Aparentemente a intolerância à lactose é moda. Qualquer sanita que tenha sido alvo dos efeitos de uma, pode de certo confirmar o quão glamorosa esta moda é, e as inúmeras vantagens de aderir. Deve ser assim semelhante ao cancro, com a quantidade de mortes recentes devido ao cancro, só pode ser moda. É que não há outra explicação. 

 

Bem, certo é que depois de ouvir certas coisas, uma pessoa pensa se no meio dos voluntários que tomaram a molécula no ensaio clínico que pôs 6 pessoas no hospital, uma com morte cerebral e as restantes com danos irreversíveis, não estariam também os indivíduos que se têm manifestado com certas pérolas ultimamente. E não, desta vez a culpa não é da cannabis. Pelo menos no caso do ensaio clínico não é, no resto já não digo nada.

 

Os não especiais

Entendam-se como especiais, os coitadinhos e os extraordinários.

 

Estava com uma doença terminal e sobreviveu? Temos herói. Não interessa que antes da doença pontapeava gatinhos e mandava piropos altamente escabrosos a pessoas. Mas atenção, antes de ser Herói já era especial: “olha coitadinho, tem cancro”. Os que morreram coitados, não resistiram.

 

A síndrome do coitadinho é bastante semelhante com a síndrome de santidade, um atribui o adjectivo coitadinho a doentes, o outro atribui a santidade a defuntos. Huh, de repente ficou um ambiente pesado.

 

Continuemos:

 

Teve 20 a tudo na escola? Extraordinário! É um exemplo! É mau aluno? Coitadinho, não é muito inteligente. Tem notas médias? Isso não é nada de especial. É só a obrigação dele. Não é suficientemente especial para ser coitadinho e é preguiçoso para ser um exemplo.

 

Sustenta uma família com o ordenado mínimo? Não é especial, há pessoas a passar fome e pessoas a ganhar rios de dinheiro. Que me interessa se tem 4 filhos, todos a estudar, não vai de férias, nenhum deles tem smartphone e não têm TV cabo?

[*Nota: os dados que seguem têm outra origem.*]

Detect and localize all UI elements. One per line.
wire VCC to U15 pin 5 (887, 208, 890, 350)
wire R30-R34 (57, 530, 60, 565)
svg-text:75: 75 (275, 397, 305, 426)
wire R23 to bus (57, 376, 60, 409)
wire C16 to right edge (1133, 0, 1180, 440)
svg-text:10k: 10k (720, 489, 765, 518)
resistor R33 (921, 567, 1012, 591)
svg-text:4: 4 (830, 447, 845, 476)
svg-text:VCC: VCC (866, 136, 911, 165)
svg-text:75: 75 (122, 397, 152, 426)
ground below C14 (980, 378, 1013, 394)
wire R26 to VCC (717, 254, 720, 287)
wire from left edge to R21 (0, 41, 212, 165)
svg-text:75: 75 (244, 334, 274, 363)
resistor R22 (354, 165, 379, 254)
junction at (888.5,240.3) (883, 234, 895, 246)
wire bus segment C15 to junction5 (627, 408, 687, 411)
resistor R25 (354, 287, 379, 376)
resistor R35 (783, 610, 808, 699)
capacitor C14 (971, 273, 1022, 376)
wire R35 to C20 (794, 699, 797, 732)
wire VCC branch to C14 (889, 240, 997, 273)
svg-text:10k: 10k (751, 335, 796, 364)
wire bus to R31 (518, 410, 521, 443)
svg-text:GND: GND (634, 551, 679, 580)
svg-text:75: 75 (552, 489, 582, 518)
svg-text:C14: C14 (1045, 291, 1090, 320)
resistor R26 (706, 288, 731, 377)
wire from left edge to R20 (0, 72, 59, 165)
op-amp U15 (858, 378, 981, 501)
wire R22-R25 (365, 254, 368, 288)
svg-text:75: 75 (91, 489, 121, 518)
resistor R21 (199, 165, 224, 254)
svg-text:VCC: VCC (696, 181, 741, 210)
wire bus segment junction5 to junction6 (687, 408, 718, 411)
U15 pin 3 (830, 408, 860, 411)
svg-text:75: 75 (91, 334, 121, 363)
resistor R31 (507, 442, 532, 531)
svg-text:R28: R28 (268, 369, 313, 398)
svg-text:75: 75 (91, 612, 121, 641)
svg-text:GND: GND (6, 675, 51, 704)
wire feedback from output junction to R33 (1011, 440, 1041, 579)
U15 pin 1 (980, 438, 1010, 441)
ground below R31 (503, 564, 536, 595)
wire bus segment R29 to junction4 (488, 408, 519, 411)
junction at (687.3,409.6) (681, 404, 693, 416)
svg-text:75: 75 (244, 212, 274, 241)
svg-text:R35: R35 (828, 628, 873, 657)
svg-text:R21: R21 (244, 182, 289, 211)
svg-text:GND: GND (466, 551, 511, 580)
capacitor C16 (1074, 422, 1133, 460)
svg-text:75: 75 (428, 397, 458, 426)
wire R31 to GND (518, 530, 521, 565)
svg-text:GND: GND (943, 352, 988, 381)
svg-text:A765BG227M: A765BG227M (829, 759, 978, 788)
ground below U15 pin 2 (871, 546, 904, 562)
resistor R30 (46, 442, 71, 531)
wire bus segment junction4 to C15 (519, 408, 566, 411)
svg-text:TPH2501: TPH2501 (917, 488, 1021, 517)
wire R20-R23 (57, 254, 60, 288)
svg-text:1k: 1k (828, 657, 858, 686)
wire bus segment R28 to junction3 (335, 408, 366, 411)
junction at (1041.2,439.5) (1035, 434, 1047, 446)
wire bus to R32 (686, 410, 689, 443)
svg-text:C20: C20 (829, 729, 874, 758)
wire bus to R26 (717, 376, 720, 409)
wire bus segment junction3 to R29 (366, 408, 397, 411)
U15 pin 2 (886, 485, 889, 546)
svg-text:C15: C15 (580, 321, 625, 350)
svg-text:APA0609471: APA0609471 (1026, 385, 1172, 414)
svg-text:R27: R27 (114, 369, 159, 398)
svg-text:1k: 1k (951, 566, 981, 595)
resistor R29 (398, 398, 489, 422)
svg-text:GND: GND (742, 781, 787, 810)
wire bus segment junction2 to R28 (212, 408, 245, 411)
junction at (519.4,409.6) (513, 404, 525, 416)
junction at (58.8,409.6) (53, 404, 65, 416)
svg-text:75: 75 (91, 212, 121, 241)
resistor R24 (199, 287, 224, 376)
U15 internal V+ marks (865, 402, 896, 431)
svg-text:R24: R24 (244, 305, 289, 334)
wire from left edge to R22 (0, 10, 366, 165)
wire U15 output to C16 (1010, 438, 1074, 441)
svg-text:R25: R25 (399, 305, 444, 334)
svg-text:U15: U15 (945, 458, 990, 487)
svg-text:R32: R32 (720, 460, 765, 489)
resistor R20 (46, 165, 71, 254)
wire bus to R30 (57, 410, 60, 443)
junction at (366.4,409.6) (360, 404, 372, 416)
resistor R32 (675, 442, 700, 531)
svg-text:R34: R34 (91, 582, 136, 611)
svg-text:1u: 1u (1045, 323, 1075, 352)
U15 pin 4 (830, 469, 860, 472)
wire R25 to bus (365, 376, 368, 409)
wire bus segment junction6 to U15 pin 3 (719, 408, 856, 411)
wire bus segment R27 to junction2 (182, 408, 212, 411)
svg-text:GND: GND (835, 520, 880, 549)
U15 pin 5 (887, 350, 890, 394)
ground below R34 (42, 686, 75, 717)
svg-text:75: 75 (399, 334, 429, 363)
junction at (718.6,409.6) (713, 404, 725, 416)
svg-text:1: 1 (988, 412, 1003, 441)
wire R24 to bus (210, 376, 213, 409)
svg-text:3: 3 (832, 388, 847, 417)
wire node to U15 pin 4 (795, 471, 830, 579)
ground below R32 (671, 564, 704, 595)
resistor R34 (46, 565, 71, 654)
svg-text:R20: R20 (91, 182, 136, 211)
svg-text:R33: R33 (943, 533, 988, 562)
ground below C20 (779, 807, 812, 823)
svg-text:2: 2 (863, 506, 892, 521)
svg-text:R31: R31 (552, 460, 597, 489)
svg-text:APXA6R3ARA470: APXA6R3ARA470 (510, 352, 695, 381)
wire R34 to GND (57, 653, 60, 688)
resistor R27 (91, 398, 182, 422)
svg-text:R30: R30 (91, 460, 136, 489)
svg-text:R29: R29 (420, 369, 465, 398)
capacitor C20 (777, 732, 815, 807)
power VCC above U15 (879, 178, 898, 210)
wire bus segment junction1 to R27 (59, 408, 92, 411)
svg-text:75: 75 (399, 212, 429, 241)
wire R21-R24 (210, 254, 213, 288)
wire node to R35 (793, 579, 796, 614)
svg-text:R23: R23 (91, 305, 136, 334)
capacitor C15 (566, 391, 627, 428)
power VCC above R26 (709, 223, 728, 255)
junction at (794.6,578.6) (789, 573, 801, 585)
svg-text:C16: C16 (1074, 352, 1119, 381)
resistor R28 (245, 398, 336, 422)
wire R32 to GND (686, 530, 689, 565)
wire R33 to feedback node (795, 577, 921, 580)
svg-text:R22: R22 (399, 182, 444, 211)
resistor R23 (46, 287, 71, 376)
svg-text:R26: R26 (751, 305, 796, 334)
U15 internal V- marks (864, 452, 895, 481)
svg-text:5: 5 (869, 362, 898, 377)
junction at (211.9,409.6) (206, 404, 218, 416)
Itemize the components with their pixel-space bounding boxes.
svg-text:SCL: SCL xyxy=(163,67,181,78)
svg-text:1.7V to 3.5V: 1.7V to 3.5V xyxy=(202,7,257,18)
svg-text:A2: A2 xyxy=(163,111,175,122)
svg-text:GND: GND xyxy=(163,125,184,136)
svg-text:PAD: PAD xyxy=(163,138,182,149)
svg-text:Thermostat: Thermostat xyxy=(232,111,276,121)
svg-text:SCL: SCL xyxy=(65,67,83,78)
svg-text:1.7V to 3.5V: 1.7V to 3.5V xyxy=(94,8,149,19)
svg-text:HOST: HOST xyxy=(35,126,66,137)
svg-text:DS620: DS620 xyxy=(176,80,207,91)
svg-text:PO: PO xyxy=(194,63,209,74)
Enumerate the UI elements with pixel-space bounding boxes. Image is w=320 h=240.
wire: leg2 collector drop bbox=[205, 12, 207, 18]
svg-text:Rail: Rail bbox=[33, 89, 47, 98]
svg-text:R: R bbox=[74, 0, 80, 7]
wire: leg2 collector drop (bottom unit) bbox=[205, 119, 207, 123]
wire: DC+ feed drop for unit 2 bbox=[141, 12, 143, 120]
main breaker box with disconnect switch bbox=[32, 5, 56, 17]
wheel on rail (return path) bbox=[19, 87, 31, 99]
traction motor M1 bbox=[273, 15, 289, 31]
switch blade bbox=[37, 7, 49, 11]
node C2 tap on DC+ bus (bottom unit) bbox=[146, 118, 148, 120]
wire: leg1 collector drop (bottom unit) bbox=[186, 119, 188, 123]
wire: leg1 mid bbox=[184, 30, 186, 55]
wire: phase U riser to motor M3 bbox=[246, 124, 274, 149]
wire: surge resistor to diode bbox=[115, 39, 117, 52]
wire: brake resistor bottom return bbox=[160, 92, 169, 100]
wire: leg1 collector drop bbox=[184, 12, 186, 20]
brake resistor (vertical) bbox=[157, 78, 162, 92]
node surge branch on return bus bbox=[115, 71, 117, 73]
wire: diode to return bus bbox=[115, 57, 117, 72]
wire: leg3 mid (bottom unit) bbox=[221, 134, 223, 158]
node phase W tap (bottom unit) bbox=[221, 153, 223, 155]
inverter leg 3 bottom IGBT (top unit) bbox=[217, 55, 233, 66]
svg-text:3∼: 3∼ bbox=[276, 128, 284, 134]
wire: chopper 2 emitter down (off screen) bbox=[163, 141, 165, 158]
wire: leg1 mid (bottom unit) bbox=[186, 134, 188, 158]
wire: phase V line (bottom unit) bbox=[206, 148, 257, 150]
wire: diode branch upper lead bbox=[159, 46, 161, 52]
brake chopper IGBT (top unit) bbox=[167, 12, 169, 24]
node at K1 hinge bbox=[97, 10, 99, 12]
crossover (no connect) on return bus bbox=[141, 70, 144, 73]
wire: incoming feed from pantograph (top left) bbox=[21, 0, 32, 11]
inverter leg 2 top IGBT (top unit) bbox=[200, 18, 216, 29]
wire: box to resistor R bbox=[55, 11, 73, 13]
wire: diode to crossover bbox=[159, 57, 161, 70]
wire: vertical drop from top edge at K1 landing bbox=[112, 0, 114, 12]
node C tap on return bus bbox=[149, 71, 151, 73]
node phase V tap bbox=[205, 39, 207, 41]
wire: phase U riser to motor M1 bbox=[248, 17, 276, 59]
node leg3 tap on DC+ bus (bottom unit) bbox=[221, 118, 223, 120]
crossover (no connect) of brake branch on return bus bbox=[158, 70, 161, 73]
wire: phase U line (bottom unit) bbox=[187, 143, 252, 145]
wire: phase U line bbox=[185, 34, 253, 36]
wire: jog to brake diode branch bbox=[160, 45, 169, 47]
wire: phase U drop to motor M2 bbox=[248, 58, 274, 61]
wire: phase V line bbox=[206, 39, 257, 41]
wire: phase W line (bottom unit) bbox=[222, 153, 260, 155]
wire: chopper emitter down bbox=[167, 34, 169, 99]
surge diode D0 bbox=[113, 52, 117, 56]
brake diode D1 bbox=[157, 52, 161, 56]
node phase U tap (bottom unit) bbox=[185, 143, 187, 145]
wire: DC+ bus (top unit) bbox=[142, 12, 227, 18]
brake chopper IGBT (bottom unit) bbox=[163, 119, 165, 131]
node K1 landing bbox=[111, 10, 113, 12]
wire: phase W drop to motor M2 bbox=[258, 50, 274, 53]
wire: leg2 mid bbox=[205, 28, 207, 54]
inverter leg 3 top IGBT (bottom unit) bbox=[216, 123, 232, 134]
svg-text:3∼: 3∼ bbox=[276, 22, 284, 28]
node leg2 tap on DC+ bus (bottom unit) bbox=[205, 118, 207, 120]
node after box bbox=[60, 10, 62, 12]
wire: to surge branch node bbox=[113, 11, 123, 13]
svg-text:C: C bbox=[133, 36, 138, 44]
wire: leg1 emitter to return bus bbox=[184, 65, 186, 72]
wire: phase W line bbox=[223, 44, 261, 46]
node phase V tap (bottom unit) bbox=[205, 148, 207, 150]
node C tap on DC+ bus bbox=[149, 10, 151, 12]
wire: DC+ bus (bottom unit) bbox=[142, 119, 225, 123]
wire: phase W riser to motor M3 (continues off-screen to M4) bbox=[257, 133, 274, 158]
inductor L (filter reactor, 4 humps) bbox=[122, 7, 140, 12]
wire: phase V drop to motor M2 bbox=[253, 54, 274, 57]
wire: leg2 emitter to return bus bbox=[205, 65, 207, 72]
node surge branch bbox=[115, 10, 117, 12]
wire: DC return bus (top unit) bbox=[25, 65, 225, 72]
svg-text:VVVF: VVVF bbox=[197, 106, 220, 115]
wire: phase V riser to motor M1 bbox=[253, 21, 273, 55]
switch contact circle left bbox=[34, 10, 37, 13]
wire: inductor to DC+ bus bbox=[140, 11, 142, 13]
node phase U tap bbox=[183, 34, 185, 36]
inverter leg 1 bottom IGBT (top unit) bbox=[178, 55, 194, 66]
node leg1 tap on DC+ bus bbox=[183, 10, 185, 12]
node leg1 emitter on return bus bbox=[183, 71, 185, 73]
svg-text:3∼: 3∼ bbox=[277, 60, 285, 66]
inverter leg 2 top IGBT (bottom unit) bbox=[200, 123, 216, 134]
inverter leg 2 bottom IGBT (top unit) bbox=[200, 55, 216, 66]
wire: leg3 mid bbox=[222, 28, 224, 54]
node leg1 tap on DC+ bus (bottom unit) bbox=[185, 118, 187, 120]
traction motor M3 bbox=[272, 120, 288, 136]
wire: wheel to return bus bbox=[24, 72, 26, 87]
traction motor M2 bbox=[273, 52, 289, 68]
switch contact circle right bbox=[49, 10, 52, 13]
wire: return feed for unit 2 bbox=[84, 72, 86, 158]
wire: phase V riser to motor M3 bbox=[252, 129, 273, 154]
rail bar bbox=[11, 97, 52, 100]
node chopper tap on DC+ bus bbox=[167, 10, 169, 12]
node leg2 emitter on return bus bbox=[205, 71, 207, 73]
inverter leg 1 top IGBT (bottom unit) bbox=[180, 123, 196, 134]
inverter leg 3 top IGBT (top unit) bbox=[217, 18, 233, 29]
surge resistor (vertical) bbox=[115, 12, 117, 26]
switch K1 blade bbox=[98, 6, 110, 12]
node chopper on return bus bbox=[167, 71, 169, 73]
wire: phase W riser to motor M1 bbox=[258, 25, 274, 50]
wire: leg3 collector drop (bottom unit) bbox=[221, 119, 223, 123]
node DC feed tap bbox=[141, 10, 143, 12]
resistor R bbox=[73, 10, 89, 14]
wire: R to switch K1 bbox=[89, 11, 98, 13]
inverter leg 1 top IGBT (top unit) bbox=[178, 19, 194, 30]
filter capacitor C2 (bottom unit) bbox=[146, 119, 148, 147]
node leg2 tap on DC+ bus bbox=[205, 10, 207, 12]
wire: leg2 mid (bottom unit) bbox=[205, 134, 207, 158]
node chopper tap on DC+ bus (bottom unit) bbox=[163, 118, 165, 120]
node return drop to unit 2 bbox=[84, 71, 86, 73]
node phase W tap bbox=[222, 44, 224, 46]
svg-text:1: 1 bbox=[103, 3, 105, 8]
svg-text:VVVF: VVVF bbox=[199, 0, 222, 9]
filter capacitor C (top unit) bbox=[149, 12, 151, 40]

Há quem passe fome e tenha isso tudo, logo só não tem mordomias quem não quer. Chega mesmo a ser burro: é poupado o desgraçado.

 

Queremos extremos.Se és saudável não tens direito a que te realizem desejos: vais ter tempo. Provavelmente não os vais realizar porque são algo supérfluo e não vais querer arriscar, preferirás assegurar a comida do ano seguinte. Mas também quem quer saber dos teus sonhos? O que te torna especial para que eles interessem a alguém? Afinal não estás doente nem a passar fome, não foste um dos casos mediáticos da semana, nem tens um parecido. Lamento, mas és um não especial.

 

E a vida não está fácil para os não especiais.